Chad Folk told a story in Bible Study this past Friday about coming home on a flight after a long week away, and he couldn’t wait to get home and see his girls. Long week. Coming home at night. Tuck his kids into bed…nothing better. “Jump into bed. Reading a goodnight story, say your prayers. It comes with the aroma of shampoo hair and sweetness. He merged off of 440 onto Hillsboro Road. And there was a guy with a disabled truck.
And if you know Chad, you know his family and his faith, and he’s all into our homeless ministry, Room in the Inn. He’s an Elder of the church. Took the vows to serve. He’s all in!
He merged off of 440, and said, “There was this disabled truck, but I had this overwhelming feeling of just wanting to be home with my kids.”
He went home. His girls. The love. Home. And yet, he had the guilt. I don’t know, maybe I would probably have forgotten about it. But Chad had wrestled with the decision…help or home. He had a history of getting up in the congregation and saying, “We need your help for the homeless…to try to get you all to feel for some homeless men.” He couldn’t forget about this guy he passed by.
Not to mention that each time he came to church or went to Bible study, there would be some scripture about how the church “devoted themselves to any who had need.” Except that guy in the truck. Hearing the scripture, “the priest passed by and likewise the Levite passed by on the other side,” and Chad passed by. He was haunted by his decision.
He said, “Two years later, I’m coming home from the airport. Merging on to Hillsboro Road, and there’s a disabled truck.” His redemption had arrived. He wasn’t going with his feelings, but with the Word of God. He’s ready to help! The love of God was all over him. And the guy, well, it was the same guy! And Chad said, “It became readily apparent that he was a scam artist. And I wasn’t ‘saving his day.’ I wasn’t the savior. I gave him some money and maybe a need.”
I asked him what the “take home” was.
He said, “I realized that it doesn’t take a disabled truck to tend to God’s flock. Nor does serving always feel good! I learned that loving in truth and in action is a lot easier when I realized I don’t have to know all the answers.

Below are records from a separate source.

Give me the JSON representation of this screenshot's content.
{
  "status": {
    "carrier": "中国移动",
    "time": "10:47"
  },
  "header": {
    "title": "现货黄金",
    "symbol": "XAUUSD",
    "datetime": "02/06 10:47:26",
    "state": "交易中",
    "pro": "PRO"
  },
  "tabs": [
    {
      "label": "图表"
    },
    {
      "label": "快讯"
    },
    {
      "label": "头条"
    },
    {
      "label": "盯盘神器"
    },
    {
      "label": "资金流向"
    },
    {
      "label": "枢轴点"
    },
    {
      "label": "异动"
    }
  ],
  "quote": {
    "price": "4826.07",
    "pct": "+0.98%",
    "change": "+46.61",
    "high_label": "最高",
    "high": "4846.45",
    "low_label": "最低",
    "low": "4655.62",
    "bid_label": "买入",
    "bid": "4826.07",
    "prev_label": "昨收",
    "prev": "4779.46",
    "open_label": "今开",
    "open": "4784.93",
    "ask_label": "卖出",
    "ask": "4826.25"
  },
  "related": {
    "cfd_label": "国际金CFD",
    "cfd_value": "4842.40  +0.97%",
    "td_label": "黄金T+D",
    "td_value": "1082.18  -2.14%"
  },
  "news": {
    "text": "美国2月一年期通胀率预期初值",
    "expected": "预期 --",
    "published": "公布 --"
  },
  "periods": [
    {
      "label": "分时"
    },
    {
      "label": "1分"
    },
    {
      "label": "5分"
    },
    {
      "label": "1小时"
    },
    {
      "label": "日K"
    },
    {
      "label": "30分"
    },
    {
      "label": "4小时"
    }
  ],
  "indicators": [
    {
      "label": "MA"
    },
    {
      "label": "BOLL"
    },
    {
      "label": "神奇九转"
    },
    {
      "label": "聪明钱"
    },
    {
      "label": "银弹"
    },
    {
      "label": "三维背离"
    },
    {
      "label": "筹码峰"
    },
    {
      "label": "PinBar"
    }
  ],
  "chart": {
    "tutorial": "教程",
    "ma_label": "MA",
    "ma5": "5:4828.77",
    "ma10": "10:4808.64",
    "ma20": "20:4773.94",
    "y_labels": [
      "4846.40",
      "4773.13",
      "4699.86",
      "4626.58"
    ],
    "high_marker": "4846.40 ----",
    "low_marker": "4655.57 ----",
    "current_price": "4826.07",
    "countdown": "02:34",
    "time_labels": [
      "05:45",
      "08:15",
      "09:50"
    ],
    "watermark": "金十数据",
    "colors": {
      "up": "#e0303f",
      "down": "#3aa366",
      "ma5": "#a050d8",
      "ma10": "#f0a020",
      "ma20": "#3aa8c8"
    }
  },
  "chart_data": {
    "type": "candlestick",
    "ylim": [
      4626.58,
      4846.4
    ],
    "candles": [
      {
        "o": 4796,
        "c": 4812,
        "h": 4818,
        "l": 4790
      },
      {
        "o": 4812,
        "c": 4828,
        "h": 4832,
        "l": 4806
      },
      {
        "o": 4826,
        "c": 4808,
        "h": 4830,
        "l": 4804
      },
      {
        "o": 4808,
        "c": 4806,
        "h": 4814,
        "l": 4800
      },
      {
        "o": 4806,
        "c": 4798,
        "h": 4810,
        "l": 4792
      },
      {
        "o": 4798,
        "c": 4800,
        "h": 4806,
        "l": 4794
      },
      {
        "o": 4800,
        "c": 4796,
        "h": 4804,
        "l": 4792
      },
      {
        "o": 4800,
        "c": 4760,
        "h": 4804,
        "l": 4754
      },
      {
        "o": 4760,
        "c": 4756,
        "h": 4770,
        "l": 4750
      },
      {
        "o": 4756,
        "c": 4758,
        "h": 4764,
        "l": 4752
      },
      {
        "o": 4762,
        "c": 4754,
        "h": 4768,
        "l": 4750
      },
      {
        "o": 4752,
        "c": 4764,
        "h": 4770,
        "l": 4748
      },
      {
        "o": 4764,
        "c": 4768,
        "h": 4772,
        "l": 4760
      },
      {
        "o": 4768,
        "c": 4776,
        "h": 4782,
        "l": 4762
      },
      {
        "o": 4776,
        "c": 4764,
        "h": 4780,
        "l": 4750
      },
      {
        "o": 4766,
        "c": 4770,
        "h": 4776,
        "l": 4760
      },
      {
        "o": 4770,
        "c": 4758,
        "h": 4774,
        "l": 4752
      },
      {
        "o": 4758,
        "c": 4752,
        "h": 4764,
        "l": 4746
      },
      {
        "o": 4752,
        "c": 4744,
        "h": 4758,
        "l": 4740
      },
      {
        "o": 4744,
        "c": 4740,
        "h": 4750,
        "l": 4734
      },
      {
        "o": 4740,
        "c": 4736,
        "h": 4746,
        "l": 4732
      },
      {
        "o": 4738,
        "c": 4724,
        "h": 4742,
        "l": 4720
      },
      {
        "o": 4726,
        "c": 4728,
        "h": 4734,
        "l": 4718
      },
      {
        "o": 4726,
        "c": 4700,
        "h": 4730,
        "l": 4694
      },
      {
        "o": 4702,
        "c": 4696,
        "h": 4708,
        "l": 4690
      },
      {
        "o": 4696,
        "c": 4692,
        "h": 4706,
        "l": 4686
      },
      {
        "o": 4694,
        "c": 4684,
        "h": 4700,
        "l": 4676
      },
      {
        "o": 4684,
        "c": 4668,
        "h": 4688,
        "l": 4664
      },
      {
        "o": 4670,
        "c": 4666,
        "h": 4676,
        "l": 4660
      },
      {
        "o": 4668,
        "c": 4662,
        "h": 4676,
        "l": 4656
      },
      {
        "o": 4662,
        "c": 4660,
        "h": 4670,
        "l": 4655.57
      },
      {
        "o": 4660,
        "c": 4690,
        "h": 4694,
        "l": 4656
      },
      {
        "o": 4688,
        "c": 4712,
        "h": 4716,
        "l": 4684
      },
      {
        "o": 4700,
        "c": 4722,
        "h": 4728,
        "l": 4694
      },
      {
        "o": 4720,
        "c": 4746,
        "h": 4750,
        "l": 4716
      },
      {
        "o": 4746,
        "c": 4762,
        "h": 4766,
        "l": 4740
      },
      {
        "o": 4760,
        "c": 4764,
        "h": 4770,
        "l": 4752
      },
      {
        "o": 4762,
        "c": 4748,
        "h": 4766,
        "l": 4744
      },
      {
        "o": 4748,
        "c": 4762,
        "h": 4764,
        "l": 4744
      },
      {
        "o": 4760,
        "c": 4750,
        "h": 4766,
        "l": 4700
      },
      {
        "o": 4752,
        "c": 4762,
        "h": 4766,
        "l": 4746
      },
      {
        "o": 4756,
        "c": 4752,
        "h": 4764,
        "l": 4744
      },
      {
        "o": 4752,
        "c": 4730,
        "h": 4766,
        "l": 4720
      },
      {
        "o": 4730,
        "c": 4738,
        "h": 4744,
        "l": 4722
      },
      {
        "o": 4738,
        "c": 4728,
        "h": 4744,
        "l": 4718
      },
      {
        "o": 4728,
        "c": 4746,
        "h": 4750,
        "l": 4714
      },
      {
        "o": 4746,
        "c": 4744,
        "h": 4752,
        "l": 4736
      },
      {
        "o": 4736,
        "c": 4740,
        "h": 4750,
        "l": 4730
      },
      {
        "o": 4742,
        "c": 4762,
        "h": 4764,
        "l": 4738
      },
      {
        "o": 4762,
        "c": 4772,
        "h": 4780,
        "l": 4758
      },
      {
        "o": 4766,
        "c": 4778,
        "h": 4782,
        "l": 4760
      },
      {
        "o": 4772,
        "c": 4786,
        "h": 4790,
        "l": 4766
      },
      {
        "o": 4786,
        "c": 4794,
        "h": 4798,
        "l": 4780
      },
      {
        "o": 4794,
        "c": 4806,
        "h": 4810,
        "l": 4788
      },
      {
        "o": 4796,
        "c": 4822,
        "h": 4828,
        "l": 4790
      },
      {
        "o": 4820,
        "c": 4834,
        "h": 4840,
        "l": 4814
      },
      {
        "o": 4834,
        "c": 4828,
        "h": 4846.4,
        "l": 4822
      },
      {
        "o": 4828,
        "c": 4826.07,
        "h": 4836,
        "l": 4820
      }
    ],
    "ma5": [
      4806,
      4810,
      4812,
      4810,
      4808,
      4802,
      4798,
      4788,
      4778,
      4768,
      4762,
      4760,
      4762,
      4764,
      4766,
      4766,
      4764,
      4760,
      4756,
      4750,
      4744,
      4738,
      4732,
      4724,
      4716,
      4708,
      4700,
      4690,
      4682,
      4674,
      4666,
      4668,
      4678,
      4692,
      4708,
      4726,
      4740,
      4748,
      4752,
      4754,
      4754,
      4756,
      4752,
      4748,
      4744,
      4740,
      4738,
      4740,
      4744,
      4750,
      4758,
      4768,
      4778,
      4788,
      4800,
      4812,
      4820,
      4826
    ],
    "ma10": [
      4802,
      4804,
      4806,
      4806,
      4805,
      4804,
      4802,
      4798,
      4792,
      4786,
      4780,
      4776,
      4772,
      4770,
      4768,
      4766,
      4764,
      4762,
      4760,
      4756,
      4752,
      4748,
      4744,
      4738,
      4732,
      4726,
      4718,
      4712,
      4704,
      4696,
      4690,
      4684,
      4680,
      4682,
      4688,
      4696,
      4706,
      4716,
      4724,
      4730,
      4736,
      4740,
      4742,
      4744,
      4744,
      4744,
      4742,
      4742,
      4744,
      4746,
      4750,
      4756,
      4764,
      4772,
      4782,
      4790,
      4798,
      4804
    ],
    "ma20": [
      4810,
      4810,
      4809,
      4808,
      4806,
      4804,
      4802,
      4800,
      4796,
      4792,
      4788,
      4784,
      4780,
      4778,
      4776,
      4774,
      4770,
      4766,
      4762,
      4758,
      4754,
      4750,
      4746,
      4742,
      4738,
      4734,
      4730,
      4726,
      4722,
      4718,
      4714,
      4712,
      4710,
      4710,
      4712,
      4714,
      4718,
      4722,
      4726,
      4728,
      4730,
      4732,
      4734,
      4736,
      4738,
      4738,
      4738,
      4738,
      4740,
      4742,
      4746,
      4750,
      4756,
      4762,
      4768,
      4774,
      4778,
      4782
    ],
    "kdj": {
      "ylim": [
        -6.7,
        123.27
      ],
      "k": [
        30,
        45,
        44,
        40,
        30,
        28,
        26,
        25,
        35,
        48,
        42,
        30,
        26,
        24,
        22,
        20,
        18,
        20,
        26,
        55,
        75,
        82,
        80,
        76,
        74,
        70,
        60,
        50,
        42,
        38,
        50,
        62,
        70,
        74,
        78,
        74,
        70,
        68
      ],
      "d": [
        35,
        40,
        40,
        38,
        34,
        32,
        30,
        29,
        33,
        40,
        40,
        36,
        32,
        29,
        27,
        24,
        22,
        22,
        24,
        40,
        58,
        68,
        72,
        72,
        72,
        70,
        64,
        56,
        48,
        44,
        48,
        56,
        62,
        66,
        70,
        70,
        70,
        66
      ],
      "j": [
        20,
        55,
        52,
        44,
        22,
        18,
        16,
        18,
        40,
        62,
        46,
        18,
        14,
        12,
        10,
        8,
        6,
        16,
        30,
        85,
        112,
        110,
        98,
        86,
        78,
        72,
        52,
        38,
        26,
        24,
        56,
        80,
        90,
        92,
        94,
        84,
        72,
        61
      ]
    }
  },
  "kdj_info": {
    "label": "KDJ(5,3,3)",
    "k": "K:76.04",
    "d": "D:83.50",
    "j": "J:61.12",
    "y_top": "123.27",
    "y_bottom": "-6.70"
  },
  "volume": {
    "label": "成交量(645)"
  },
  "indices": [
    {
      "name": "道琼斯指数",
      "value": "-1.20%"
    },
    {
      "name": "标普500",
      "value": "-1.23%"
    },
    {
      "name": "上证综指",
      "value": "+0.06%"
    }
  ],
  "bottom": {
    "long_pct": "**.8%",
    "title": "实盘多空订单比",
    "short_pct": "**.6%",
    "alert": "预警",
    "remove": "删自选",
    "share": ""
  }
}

I learned and am still learning that by the grace of God, there’s a Spirit that guides, and forgives, and walks me through various paths on my Christian journey.”
Faith isn’t a feeling. God is faith. God is the faithful one who journeys with us. God may even be the one pulling us home to be the love for a little girl who just wants her daddy home for a hug. And calling a good Samaritan to help this time.
Faith isn’t a feeling. Faith is trusting a God who will give us – not guilt – but grace. A God who will give us a second chance, or a third, or a hundred chances, or a million, billion chances of giving the inexhaustible love and grace away. I suspect we have been given a chance right now. A chance of love and mercy now. Truth and action now.
How are you feeling about the faith of our Lord and Savior on a scale of one to ten?